The son's publications in science journals earn him an invitation to join a university. Then things fall apart. His father commits suicide, his mother (a complex figure) is likely murdered, whereby at her funeral our subject is whisked away by a random female mourner we never get to know.
That's where this diary (his journey) begins.
The Man I Never Was asks: what defines identity - places, persons, events? Can its roots and causes be identified, found through exploration? Where in one's untold pages can formative triggers and trajectories be discovered, altered, erased? Seeking answers our subject travels into his past, present and future circuitously seeking (perhaps cleverly evading) an anchoring self, all the while testing if predestination is all and immutable.

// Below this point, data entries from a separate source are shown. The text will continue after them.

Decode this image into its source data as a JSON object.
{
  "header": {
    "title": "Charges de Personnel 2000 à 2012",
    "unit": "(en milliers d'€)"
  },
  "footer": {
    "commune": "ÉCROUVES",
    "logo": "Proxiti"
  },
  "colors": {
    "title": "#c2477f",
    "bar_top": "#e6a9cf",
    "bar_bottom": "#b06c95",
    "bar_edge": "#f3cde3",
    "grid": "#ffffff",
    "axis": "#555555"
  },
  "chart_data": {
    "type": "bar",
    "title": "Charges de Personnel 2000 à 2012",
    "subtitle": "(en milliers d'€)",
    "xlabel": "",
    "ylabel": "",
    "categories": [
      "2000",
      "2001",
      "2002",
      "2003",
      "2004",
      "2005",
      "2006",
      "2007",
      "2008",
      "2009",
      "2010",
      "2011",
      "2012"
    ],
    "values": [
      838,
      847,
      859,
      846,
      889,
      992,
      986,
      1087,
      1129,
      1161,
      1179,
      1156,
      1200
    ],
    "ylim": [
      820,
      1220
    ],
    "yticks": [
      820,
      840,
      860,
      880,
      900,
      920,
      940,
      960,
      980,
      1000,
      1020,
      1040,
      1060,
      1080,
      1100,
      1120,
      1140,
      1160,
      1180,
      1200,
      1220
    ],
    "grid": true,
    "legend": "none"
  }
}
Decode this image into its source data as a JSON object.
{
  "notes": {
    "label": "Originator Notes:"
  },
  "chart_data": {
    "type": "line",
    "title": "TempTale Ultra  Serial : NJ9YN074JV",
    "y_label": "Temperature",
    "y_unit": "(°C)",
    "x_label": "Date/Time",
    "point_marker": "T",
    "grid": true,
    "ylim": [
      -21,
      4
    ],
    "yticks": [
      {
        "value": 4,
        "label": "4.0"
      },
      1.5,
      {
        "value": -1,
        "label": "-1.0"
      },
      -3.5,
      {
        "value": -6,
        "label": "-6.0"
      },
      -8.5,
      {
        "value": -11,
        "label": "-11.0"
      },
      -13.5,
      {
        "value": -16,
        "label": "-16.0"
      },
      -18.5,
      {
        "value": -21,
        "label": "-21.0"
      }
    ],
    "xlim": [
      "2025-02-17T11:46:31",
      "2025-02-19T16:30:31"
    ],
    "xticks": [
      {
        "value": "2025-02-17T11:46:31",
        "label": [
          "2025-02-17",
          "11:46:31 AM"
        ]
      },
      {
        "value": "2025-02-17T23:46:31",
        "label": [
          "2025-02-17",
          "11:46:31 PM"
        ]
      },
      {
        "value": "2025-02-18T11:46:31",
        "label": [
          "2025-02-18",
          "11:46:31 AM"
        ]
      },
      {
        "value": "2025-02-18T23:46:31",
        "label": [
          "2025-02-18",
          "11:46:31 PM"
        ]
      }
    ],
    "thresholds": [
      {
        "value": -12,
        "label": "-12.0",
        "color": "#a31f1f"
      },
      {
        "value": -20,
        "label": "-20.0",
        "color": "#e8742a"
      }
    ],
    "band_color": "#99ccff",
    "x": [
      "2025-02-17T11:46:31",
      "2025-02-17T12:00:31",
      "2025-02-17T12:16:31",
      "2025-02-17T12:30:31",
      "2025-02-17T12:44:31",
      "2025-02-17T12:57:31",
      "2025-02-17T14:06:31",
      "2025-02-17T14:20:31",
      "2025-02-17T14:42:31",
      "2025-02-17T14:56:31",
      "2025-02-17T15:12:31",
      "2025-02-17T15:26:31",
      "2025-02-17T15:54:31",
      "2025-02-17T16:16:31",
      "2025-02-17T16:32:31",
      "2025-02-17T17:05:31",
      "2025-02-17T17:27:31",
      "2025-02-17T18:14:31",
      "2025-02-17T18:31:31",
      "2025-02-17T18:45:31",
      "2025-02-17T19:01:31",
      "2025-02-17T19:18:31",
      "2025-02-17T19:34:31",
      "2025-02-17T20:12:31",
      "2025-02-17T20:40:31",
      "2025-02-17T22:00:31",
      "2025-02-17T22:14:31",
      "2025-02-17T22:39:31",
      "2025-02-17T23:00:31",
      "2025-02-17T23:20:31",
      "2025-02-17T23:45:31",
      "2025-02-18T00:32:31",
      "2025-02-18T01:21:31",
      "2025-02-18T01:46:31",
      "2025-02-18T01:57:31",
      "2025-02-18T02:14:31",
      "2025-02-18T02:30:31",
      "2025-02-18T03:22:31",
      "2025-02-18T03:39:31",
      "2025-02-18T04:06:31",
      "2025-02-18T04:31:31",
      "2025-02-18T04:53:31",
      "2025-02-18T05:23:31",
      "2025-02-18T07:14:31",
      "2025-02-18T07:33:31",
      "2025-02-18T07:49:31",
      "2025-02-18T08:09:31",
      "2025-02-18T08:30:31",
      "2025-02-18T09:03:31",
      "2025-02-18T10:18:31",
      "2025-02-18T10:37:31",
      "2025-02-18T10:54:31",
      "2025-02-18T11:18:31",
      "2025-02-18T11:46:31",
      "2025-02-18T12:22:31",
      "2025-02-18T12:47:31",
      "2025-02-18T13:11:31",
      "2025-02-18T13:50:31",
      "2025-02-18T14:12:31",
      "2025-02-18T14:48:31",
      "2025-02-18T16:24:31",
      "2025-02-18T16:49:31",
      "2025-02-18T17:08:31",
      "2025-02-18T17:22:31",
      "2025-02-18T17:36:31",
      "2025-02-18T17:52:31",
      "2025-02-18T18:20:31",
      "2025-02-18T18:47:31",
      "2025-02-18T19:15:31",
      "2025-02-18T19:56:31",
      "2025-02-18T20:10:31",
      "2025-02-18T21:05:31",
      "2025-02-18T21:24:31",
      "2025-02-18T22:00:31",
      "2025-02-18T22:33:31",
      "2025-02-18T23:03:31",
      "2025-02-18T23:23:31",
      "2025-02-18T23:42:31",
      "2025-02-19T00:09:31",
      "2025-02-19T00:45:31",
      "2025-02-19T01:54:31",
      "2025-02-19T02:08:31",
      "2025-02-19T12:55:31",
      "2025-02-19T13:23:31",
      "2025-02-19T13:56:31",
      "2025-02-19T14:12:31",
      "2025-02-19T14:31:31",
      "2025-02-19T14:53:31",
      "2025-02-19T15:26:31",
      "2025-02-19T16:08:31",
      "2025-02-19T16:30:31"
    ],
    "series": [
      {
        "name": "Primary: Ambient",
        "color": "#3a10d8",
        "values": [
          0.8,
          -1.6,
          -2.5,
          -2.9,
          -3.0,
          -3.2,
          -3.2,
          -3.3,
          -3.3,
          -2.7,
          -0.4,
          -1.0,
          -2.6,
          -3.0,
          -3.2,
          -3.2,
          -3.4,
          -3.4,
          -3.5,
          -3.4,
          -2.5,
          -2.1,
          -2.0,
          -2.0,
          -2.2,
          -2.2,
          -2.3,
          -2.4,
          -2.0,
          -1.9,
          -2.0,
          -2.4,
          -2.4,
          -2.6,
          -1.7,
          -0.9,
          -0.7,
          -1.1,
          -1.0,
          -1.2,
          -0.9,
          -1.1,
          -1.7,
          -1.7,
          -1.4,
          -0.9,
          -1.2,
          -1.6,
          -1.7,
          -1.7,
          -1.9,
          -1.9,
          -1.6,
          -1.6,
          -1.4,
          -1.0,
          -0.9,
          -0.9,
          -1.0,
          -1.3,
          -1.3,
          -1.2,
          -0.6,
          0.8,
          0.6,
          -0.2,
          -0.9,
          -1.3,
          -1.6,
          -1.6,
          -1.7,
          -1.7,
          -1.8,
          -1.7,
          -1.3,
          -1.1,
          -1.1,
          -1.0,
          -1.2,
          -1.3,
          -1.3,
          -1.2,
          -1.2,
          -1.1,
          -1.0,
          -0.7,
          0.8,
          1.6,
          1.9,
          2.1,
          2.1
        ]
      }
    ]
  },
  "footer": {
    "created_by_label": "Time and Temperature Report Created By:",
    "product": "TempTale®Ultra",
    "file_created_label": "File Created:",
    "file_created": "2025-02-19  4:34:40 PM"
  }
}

Movement and the strangeness of a self in alien spaces is the centrifugal force driving the novel. While the tale never slows or gets lost in detail, the reader is drawn to focus on the existential exploration of a personal reality.
Sjogren began his writing life while subsistence living on Florida's Big Pine Key, fishing, gathering, embedded in and contending with existence in its most basic form. From the beginning, living through and within spaces colors and directs his literary sense, first in
an old Ford, then traveling nearly a million miles on motorcycles, going repeatedly across
the country and down into Central America to Panama.
Finally he "settles" on charter boats sailing around the Caribbean while raising a family on a houseboat on St. Croix, U.S. Virgin Islands.
The Man I Never Was is the second volume of a trilogy-The Separated Woman being the first-augmenting and redefining the form of existential expression in the modern novel.